I am working on the proof of the title statement. I have the following proof, $A$ and $B$ being those matrices:
$$\begin{aligned} \mathrm{Ker}(A + B) &= \{X \,\mid \,X^T(A + B)X = 0 \} \\ &= \{X \,\mid \,X^TAX = 0 \} \cap \{X \,\mid \,X^TBX = 0 \} \\ &= \mathrm{Ker}(A) \cap \mathrm{Ker}(B)\end{aligned}$$
Where I have used the fact that for semi definite positive matrices, $\mathrm{Ker} \, A = \{X \,/ \,X^TAX = 0 \}$. Then using rank theorem and dim $A \cap B \leq$ min (dim $A$, dim $B$) gives rank $(A + B)$ $\geq k$.
However looking at the correction (this is problem 2.13 from Boyd's Convex Optimization), the author, assuming rank $(A +B) = r < k$ defines $V$ s.t. $\mathrm{Im} \, V = \mathrm{Ker} (A +B)$ with $V \in \mathcal{M}_{n ,n-r}(\mathbb{R})$. Saying that $V^T(A+B)V = V^TAV + V^TBV = 0$, hence by positive semidefinitiveness of $A$ and $B$, $V^TAV = V^TBV =0$, he claims that this implies that both rank of $A$ and rank of $B$ are less than $r$.

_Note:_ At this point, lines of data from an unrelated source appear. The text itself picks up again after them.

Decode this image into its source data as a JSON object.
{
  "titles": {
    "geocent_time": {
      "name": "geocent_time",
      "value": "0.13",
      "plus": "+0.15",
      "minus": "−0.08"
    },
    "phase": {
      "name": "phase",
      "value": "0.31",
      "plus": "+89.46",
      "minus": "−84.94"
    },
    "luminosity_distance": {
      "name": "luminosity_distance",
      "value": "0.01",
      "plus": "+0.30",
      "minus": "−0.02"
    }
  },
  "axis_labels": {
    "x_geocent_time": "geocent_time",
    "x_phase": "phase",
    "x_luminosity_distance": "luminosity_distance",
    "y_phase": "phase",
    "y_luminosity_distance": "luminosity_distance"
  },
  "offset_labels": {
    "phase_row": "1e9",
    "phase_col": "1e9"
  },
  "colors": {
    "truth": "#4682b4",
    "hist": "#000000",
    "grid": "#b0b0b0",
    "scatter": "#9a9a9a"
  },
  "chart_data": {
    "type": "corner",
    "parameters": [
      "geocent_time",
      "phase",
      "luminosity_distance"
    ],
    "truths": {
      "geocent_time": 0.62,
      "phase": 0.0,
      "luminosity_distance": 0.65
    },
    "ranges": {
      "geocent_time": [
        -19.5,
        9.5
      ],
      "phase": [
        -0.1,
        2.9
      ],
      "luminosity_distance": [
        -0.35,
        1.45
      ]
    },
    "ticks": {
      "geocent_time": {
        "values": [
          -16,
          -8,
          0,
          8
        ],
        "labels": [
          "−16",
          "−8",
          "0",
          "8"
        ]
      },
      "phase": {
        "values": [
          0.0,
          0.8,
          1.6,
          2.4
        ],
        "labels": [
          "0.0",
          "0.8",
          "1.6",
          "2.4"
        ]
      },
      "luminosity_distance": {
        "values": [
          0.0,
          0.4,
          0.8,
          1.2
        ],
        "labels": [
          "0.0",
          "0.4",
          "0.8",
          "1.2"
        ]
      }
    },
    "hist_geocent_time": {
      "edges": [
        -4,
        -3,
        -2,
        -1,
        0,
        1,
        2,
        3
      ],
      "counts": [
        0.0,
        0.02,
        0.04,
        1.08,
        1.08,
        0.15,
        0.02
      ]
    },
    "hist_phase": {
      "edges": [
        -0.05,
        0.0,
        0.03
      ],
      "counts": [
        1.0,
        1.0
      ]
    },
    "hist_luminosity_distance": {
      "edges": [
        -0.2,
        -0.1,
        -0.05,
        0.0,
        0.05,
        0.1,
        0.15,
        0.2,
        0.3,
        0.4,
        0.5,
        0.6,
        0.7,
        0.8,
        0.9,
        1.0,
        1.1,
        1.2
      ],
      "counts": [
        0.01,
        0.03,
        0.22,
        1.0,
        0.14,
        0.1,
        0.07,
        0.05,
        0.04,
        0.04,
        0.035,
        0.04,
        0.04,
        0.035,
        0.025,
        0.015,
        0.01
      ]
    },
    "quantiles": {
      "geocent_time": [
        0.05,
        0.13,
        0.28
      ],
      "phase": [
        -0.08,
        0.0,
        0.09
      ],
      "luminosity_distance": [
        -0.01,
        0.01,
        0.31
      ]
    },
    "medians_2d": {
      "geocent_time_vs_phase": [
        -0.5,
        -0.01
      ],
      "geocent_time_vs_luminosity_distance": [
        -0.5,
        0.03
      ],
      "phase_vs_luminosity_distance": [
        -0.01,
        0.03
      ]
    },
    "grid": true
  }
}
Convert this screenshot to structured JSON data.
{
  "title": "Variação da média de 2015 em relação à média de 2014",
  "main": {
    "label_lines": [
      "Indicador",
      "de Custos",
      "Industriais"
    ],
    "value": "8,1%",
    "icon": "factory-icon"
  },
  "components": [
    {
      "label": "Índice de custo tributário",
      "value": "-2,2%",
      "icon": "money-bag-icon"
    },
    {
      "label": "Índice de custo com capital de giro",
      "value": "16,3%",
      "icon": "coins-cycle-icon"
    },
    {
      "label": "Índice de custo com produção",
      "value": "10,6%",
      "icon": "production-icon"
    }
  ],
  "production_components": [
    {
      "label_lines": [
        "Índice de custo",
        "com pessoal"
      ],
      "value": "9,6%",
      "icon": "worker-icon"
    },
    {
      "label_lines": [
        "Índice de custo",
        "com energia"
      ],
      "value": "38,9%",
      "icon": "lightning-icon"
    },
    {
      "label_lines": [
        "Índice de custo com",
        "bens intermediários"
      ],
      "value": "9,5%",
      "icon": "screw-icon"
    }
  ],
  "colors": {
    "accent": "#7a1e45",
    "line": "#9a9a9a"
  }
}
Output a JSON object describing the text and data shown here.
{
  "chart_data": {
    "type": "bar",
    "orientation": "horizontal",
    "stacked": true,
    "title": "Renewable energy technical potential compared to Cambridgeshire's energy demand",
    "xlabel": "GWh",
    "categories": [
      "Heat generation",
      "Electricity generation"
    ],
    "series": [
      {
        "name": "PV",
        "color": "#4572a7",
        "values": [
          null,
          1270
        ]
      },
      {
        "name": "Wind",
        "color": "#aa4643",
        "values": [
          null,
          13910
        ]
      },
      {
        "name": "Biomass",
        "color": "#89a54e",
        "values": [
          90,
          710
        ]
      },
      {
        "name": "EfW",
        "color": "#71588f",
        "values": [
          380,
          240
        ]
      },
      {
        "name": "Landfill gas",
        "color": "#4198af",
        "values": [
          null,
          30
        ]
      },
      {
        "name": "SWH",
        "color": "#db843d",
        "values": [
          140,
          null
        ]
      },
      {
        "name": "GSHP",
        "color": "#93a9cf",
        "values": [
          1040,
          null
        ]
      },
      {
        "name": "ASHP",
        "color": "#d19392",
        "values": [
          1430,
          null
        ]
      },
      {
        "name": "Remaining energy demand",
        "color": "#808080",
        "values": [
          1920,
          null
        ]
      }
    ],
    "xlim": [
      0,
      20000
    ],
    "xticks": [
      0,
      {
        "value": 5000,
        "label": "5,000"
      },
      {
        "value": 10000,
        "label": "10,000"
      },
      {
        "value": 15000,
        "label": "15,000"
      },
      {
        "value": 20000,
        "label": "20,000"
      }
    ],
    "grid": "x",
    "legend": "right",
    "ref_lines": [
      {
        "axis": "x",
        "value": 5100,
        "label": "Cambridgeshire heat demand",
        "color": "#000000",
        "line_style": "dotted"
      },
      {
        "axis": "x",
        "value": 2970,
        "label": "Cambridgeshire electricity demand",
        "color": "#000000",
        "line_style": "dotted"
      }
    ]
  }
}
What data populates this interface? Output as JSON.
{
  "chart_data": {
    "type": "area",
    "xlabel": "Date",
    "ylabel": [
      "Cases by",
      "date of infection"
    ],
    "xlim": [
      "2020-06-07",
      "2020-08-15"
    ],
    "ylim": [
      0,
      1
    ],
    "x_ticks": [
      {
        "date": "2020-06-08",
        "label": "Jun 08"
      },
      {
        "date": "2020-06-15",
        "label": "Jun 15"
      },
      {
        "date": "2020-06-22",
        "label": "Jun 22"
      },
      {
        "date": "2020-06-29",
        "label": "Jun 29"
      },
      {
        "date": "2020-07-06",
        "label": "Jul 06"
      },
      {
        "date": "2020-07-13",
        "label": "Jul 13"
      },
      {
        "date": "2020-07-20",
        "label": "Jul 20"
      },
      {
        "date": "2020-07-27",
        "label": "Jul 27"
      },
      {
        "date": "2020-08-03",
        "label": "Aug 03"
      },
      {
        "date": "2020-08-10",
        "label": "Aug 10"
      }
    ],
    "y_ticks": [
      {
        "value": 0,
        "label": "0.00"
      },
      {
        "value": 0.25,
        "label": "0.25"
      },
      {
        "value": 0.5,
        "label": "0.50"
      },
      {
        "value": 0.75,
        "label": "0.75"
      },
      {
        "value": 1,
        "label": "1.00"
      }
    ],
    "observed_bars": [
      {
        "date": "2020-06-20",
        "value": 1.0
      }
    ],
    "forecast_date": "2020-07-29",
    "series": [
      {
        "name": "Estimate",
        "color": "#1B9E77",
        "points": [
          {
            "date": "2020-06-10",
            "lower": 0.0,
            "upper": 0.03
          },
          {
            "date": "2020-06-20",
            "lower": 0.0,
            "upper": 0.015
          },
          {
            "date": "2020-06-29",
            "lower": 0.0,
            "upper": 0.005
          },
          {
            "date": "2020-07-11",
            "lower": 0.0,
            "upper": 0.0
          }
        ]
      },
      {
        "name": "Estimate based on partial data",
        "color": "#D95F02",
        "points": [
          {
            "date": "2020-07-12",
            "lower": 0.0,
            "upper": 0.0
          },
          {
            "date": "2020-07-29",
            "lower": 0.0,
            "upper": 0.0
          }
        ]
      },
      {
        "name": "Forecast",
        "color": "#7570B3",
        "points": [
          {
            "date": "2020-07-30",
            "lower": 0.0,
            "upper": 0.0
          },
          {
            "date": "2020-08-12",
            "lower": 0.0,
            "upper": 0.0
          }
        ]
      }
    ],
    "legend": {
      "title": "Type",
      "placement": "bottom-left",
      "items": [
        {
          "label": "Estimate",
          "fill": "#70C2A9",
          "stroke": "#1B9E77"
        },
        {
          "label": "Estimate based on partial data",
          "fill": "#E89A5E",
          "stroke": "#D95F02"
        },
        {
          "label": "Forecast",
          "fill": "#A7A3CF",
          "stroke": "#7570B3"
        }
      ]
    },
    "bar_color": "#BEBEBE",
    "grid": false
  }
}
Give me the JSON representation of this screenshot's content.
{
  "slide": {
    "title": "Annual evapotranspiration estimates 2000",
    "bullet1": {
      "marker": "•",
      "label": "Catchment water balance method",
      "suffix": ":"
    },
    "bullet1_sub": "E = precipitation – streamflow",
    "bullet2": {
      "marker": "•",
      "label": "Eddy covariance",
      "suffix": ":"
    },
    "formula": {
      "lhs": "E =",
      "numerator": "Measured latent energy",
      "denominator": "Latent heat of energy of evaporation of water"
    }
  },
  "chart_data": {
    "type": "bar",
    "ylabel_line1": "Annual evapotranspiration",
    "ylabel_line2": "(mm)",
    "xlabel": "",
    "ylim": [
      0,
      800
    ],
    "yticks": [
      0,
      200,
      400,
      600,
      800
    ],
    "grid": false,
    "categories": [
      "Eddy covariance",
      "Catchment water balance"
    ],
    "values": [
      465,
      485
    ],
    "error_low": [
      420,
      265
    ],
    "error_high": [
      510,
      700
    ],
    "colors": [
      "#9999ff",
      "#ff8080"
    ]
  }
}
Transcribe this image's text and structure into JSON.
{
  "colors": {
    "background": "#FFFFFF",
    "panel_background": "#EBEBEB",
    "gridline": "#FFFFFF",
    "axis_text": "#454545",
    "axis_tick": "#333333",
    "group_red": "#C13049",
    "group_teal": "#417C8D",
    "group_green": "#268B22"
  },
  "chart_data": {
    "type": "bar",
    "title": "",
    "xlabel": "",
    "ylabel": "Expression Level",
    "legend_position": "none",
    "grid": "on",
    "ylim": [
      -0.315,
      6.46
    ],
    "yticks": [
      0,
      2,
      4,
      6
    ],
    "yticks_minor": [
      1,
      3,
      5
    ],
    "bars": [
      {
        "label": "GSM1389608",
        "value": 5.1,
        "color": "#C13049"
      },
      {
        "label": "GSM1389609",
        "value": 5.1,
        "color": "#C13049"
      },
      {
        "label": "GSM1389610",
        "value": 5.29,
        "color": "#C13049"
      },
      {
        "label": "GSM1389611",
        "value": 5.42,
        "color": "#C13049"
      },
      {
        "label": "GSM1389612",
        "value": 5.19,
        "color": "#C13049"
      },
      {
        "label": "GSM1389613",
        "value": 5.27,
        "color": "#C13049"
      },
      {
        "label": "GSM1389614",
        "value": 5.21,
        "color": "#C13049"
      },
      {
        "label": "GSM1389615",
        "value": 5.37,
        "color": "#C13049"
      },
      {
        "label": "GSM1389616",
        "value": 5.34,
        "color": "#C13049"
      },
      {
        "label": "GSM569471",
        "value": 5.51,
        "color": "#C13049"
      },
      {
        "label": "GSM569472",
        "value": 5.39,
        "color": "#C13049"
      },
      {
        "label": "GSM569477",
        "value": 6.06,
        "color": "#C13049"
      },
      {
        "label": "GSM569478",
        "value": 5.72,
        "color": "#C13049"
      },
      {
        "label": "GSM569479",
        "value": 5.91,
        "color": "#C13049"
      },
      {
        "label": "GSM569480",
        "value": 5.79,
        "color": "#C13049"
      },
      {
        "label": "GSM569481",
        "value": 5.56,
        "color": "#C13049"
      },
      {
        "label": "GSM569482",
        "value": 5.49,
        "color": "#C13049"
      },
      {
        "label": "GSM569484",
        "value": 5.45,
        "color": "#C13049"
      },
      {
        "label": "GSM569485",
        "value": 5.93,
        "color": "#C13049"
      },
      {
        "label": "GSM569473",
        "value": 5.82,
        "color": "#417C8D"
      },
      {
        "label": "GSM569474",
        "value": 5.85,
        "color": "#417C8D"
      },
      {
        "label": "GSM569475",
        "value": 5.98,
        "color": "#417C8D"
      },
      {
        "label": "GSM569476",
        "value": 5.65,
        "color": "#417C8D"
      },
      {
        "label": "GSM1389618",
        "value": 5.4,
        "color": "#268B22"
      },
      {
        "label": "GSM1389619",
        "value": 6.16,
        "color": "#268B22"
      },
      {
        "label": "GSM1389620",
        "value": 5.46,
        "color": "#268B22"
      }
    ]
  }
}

I cannot understand the reason behind this last claim, can someone explain it?
Note that $V^TAV = V^TBV = 0$ implies that the kernels of $A$ and $B$ each has dimension at least $n-r$. By the rank-nullity theorem, this implies that the rank of $A$ and $B$ are at most $r$.
To see that the kernels have dimension at least $n-r$, note that for any vector $x \in \Bbb R^{n-r}$ we have $(Vx)^TA(Vx) = x^T V^T A V x = 0$, hence $A(Vx) = 0$.
In other words, the kernel of $A$ (and the kernel of $B$) contain the image of $V$, which is to say that the kernels of $A$ and $B$ each contain the kernel of $(A + B)$ (a space of dimension $n - r$).